WARNING:root:Op aten.unbind.int was requested for preservation by partitioner.  This request is ignored because it is in a blocklist.
WARNING:root:Op aten.unbind.int was requested for preservation by partitioner.  This request is ignored because it is in a blocklist.

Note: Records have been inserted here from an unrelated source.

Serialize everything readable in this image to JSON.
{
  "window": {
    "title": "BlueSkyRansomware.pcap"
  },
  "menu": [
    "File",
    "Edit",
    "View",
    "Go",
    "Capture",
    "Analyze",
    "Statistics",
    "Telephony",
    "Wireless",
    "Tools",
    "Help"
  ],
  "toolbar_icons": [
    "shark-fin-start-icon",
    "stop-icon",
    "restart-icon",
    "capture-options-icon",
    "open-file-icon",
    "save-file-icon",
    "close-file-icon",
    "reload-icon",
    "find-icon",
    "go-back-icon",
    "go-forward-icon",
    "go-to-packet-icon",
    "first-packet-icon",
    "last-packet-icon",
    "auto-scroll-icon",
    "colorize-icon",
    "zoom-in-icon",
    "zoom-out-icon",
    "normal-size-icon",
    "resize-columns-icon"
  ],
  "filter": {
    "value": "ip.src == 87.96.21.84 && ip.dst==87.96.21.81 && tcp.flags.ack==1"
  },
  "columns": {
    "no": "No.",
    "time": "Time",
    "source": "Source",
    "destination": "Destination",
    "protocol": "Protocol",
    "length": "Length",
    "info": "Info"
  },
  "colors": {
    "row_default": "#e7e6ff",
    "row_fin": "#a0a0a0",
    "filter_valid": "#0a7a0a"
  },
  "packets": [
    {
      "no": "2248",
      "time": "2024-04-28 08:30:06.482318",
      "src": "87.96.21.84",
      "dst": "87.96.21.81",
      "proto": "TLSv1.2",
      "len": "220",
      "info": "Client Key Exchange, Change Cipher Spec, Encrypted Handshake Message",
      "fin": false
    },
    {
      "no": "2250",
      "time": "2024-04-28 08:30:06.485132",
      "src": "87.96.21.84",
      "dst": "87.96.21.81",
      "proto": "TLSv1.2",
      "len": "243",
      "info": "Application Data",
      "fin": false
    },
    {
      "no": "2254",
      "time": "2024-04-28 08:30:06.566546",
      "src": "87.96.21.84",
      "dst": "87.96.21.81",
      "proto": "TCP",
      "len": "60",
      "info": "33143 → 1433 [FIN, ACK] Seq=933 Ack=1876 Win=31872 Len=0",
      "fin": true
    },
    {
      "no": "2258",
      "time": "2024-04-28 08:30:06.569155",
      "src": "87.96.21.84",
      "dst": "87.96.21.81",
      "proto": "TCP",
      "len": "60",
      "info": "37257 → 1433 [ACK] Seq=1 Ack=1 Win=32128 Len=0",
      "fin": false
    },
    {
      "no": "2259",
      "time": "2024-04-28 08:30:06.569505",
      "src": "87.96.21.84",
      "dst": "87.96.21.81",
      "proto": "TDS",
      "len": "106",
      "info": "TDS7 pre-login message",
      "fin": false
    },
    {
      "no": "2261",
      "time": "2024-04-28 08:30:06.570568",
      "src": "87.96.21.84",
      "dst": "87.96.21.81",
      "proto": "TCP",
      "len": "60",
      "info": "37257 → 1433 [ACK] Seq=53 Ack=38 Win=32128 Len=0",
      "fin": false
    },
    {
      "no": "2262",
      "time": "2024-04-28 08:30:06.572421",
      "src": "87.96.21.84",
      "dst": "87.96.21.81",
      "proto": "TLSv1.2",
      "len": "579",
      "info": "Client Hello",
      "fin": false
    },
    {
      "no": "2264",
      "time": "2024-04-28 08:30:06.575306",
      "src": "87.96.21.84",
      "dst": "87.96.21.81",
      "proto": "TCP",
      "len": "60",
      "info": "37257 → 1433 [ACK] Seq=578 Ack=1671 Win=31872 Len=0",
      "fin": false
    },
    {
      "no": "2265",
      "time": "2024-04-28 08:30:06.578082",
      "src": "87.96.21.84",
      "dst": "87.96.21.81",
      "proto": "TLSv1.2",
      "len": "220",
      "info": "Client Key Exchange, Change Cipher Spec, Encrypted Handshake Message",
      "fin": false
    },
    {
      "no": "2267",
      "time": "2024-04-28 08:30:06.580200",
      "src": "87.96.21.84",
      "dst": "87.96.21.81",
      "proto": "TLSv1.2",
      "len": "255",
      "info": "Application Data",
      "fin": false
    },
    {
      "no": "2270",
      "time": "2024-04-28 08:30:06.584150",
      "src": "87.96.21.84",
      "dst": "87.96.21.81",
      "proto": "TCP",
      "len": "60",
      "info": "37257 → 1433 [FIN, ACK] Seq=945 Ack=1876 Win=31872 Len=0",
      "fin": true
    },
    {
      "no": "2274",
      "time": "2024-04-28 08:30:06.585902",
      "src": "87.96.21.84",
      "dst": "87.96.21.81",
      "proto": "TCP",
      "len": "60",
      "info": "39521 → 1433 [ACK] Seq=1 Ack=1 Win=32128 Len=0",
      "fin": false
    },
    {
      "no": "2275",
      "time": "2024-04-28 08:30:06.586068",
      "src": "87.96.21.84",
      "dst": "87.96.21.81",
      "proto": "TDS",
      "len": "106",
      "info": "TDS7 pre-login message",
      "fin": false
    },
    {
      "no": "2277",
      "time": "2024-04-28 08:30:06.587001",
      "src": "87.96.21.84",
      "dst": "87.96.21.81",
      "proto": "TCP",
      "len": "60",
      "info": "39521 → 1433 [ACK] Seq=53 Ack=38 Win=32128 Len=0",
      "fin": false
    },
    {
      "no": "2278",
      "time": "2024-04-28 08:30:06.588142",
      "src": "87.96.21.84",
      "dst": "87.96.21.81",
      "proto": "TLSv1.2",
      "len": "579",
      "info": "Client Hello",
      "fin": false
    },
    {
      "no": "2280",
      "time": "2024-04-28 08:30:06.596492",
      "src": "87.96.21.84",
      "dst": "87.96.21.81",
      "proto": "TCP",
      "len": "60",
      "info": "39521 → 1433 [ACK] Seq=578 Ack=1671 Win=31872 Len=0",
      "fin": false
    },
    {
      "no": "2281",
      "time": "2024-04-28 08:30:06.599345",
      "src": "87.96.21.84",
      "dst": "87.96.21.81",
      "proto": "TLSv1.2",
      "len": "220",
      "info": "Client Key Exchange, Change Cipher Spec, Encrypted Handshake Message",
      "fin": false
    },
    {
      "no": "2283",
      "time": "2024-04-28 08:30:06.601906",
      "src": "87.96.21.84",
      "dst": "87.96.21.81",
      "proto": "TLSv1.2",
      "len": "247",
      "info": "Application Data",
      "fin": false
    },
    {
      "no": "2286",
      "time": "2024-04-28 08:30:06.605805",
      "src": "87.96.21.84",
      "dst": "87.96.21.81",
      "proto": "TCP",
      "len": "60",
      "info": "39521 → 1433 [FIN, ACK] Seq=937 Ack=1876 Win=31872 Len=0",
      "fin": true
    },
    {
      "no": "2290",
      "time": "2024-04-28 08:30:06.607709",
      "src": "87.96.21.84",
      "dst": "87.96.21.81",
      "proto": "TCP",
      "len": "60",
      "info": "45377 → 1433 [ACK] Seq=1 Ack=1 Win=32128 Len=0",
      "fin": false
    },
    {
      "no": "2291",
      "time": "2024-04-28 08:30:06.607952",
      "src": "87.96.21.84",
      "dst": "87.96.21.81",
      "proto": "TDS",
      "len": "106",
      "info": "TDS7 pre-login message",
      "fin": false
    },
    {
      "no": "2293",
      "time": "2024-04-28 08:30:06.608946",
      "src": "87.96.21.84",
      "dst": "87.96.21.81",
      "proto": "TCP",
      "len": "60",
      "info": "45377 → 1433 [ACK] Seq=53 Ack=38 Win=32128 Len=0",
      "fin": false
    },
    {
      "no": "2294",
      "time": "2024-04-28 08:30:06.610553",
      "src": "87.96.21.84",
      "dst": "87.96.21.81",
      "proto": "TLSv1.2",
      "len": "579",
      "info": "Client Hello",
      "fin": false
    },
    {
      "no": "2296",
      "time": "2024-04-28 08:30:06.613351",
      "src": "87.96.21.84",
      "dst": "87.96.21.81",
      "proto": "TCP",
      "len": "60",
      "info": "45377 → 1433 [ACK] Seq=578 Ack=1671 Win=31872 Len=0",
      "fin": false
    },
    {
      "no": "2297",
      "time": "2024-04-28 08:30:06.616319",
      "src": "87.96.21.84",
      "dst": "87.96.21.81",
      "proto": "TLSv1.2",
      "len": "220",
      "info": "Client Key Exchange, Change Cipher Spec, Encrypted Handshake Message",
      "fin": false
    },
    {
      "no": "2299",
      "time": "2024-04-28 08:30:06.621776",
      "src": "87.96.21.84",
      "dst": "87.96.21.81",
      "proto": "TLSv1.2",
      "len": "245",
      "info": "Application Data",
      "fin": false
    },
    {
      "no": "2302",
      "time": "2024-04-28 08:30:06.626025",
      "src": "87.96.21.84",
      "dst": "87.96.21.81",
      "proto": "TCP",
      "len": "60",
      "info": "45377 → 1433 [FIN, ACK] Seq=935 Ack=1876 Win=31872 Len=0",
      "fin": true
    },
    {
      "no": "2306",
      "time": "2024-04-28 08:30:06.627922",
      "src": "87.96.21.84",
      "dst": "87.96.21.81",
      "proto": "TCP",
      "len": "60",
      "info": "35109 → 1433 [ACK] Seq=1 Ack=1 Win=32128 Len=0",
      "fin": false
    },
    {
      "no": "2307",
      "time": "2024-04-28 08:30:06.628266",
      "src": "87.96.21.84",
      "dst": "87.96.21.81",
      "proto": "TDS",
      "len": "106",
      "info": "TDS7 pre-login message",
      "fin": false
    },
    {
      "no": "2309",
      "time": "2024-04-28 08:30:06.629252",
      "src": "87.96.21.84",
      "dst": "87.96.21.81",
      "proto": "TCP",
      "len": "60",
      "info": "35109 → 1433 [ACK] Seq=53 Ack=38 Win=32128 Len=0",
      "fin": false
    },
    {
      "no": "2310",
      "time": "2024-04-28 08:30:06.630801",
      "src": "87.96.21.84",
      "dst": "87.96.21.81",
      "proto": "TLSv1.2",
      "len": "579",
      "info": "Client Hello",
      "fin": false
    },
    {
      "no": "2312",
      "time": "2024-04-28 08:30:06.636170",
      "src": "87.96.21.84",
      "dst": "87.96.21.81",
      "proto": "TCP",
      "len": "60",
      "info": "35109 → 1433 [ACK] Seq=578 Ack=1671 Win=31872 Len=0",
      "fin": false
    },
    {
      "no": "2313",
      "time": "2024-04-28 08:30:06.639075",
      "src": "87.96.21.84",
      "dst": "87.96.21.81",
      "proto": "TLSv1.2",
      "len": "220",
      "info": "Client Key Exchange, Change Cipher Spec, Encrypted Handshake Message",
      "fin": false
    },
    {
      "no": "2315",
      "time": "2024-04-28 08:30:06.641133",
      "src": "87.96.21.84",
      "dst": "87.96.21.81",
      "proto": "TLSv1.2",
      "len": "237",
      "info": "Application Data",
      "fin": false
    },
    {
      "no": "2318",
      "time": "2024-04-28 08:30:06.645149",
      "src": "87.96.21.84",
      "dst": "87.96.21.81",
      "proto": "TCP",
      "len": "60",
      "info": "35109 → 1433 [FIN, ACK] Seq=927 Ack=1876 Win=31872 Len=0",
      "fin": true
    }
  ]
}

[INFO] [Qnn ExecuTorch]: create QNN Logger with log_level 1
[INFO] [Qnn ExecuTorch]: Initialize Qnn backend parameters for Qnn executorch backend type 2
[INFO] [Qnn ExecuTorch]: Caching: Caching is in SAVE MODE.
[INFO] [Qnn ExecuTorch]: Running level=3 optimization.
[QNN Partitioner Op Support]: my_ops.mul3.default | True
[INFO] [Qnn ExecuTorch]: Destroy Qnn backend parameters
[INFO] [Qnn ExecuTorch]: Destroy Qnn context
[INFO] [Qnn ExecuTorch]: Destroy Qnn device
[INFO] [Qnn ExecuTorch]: Destroy Qnn backend
[INFO] [Qnn ExecuTorch]: Destroy Qnn backend parameters
INFO:executorch.backends.qualcomm.partition.qnn_partitioner:Qnn partitioner will delegate torch mutable buffer with the same I/O address during the runtime, so if your model contains mutable buffer, then you can get the better performance with skip_mutable_buffer=False. If you encounter accuracy issue during the runtime, then please set `skip_mutable_buffer=True` and try again.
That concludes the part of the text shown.